Afghanistan is involved in non-international armed conflicts against the Taliban, the Khorasan Branch of the Islamic State group and other armed groups on its territory. It is supported by the United States.
Since the Soviet invasion of 1979, Afghanistan has been mired in almost perpetual armed conflict. For an overview of the history of the conflicts in Afghanistan, see A. Bellal, The War Report. Armed Conflicts in 2016, Geneva Academy of International Humanitarian Law and Human Rights, March 2017, p 52ff. The non-international armed conflict against the Taliban and other armed groups has been going on for several years. In 2015, the Khorasan branch of the Islam State group (IS-K) emerged as a new armed group opposing the government of Afghanistan. Afghanistan is supported by the United States of America in its fight against the Taliban, IS-K and other armed groups.

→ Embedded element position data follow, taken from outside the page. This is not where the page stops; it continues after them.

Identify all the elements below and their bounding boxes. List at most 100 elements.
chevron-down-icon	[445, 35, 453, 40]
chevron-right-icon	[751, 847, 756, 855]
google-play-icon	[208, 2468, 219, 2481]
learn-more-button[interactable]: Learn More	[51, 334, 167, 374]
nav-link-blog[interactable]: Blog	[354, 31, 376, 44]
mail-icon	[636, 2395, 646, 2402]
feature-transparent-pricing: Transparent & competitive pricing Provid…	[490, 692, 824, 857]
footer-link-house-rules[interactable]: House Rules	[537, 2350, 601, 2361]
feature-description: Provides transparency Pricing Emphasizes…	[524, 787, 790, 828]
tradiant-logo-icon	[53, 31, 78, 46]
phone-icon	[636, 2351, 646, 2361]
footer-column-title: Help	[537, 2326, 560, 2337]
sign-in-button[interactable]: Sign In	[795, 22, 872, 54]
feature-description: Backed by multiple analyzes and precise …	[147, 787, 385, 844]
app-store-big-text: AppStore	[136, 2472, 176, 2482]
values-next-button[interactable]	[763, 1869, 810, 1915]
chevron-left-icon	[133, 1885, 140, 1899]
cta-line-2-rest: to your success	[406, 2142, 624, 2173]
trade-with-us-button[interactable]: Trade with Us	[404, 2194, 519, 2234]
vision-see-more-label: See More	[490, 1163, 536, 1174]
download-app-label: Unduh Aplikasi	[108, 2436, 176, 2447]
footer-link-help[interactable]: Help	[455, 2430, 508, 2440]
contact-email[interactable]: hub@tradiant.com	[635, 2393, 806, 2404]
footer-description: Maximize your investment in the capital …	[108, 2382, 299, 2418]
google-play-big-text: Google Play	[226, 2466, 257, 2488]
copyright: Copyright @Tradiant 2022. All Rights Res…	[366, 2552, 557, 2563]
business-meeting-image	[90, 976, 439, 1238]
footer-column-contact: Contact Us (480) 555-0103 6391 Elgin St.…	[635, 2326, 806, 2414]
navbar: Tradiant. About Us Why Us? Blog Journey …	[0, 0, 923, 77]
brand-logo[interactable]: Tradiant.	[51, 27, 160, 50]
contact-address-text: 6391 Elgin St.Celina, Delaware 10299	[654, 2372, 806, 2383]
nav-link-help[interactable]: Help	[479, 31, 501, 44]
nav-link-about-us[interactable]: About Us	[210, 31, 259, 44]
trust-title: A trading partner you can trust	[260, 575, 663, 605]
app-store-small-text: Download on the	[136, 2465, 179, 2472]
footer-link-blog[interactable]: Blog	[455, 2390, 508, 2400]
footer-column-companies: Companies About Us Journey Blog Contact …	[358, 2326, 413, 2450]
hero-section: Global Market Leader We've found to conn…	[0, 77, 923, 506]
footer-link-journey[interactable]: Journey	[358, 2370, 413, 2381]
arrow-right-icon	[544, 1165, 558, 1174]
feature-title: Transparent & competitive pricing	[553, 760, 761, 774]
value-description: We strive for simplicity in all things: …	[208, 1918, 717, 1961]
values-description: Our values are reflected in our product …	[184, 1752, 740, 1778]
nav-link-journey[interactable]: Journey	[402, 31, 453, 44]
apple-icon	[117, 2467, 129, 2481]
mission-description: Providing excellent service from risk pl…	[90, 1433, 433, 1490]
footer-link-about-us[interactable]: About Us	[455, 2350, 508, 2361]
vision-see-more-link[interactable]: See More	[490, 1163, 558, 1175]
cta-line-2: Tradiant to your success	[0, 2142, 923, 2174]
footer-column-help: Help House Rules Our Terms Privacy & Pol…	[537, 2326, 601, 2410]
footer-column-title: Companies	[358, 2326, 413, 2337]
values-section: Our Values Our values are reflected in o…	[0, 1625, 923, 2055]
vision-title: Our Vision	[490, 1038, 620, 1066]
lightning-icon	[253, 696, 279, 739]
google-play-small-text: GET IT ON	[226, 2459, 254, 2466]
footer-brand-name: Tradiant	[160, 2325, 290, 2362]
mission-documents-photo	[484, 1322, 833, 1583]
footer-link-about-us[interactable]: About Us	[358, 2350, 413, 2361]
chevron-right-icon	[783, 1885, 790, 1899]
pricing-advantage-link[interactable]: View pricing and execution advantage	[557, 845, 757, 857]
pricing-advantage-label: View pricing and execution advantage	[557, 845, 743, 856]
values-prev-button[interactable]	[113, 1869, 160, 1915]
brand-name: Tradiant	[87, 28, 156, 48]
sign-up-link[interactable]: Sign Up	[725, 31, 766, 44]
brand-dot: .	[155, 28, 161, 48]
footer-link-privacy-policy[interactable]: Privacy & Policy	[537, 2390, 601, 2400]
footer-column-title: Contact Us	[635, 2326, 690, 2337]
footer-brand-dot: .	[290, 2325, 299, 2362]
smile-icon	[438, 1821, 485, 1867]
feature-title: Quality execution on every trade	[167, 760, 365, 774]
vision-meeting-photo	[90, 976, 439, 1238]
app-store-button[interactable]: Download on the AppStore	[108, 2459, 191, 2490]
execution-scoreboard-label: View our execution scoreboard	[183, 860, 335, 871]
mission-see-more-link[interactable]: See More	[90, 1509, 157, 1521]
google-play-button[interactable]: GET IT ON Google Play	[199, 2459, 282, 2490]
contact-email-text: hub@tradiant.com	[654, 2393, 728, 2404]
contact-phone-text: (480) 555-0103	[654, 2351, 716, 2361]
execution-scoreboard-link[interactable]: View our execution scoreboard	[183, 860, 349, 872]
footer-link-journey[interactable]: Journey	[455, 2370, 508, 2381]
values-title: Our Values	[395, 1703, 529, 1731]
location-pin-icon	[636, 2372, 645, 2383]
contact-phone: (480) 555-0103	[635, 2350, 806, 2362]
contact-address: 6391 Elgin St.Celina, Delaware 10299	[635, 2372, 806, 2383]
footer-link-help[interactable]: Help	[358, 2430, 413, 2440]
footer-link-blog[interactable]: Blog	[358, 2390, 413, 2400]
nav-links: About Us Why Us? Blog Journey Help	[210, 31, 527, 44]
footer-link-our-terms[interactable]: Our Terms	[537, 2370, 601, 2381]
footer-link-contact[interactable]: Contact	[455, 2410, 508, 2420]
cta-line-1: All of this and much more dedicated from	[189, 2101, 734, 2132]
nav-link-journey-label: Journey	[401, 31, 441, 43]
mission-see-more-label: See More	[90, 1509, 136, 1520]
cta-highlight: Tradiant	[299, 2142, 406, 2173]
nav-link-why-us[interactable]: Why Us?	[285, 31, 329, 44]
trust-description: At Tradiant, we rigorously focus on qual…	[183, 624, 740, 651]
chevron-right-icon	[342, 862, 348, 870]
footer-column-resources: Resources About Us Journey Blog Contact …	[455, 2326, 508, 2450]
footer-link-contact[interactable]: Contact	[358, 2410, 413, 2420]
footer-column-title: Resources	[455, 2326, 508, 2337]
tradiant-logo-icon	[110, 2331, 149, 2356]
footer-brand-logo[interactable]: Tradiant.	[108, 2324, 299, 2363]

The relationship between Pakistan and Afghanistan is tense, with both countries accusing each other of providing safe haven to armed groups and fostering violence in the neighbouring country. See for example their statements to the Security Council in March and June 2017: 7896th meeting of the Security Council, 10 March 2017, UN doc S/PV:7896, pp 7-8 (Afghanistan) and 25 (Pakistan) and 7980th meeting of the Security Council, 21 June 2017, UN doc S/PV.7980, p 5 (Afghanistan). The non-international armed conflicts in Pakistan and Afghanistan have both spilled over across the frontiers between the countries. Repeatedly, there have been border skirmishes and cross frontier incursions by the armed forces of Afghanistan and Pakistan, leading to a series of short-lived international armed conflicts. See for example ‘Clash Erupts on Afghan-Pakistan Border,’ BBC, 5 May 2017. In 2017, Afghanistan repeatedly complained to the Security Council about Pakistani cross-frontier violations, see 7896th meeting of the Security Council, 10 March 2017, UN doc S/PV:7896, pp 7-8; 7980th meeting of the Security Council, 21 June 2017, UN doc S/PV.7980, p 5.